Hoeffding’s Inequality
Hoeffding’s Inequality exploits the fact that each $X_i \in [0, 1]$ is bounded.
$$P(|\bar{X}_n - \mu| \ge t) \le 2e^{-2nt^2}$$The exponential decay in $t$ makes this far tighter than Chebyshev for large deviations. Unlike Chebyshev, it requires no knowledge of the variance.
ineq_hoeff <- function(t, n) 2 * exp(-2 * n * t^2)
Notably, the bound contains no $\mu$ and consequently applies equally, regardless of where the distribution is centered. It also improves with $n$.
Berry-Esseen Bound
The Berry-Esseen theorem quantifies how close the CLT approximation is to the true distribution. It turns the CLT into a valid upper bound by adding a correction term that limits the normal approximation error.
$$P(|\bar{X}_n - \mu| \ge t) \le 2\left(1 - \Phi\left(\frac{t\sqrt{n}}{\sigma}\right)\right) + \frac{2C\rho}{\sigma^3\sqrt{n}}$$where $\Phi$ is the standard normal CDF, $\sigma = \sqrt{\mu(1-\mu)}$ is the standard deviation of a single draw, $\rho = E[|X - \mu|^3]$ is the third absolute moment, and $C = 0.4748$.

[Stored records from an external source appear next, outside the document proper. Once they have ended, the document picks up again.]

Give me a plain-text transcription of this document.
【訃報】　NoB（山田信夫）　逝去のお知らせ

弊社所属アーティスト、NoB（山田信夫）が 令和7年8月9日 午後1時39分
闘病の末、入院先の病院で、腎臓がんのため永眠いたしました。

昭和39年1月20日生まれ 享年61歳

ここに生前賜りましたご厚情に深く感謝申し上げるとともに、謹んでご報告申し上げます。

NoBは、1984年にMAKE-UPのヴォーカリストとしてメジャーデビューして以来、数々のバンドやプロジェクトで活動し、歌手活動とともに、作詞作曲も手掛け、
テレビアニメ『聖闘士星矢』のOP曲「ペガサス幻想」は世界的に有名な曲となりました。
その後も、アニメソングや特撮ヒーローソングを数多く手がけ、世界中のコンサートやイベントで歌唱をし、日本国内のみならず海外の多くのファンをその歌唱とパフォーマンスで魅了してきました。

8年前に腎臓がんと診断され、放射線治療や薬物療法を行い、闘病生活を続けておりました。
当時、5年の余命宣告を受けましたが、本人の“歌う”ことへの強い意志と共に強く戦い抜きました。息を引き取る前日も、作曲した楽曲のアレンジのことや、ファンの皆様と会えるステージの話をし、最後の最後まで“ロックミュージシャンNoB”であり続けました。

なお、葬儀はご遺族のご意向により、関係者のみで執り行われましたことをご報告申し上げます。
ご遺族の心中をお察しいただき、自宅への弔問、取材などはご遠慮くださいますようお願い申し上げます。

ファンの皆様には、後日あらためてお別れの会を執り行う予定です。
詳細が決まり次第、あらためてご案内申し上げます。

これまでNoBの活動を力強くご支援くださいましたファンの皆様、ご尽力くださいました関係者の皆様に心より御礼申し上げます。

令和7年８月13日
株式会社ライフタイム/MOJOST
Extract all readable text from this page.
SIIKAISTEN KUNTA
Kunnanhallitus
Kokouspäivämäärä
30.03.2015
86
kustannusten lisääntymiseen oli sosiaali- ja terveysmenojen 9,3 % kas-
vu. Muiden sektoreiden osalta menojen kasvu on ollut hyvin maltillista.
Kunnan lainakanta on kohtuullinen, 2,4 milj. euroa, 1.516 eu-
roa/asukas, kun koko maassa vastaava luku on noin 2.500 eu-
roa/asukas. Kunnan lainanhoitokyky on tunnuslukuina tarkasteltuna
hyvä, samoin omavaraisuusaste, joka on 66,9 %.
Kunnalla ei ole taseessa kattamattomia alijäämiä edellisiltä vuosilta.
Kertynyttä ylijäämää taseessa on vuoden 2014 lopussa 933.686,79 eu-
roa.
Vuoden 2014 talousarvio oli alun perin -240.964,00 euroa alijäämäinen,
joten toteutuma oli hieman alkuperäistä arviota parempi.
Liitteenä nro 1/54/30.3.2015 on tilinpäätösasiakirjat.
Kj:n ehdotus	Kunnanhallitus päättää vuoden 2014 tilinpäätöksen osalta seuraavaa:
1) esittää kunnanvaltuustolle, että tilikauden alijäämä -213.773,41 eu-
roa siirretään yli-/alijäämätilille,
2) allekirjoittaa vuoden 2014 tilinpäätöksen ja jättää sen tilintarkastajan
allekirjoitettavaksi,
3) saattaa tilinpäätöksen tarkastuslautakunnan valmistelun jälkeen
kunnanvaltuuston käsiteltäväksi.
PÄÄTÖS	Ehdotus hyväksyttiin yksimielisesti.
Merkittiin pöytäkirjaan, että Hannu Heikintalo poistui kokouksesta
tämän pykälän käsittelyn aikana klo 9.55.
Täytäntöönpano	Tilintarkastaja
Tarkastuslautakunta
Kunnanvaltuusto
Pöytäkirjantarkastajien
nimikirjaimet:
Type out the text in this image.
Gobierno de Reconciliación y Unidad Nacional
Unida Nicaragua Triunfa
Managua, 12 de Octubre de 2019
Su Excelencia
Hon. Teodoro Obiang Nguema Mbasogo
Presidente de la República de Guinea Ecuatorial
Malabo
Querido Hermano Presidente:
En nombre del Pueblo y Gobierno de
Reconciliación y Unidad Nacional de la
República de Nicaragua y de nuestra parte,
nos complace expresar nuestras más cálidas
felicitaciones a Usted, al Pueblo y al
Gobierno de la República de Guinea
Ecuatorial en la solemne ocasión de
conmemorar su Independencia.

For Bernoulli$(\mu)$, $\rho = \mu(1-\mu)[\mu^2 + (1-\mu)^2]$. With $\mu = 0.3$ and $n = 30$ the correction term is approximately $0.22$.
bound_be <- function(t, n, mu) {
sigma <- sqrt(mu * (1 - mu))
rho <- mu * (1 - mu) * (mu^2 + (1 - mu)^2)
eps <- 0.4748 * rho / (sigma^3 * sqrt(n))
2 * (1 - pnorm(t * sqrt(n) / sigma)) + 2 * eps
}
One might expect the CLT-based bound to be the tightest, but the correction term acts as a floor. However for large $n$ and deviations of order $1/\sqrt{n}$, this term becomes negligible and the bound converges to the CLT approximation, the tightest any bound of this form can achieve at that deviation scale.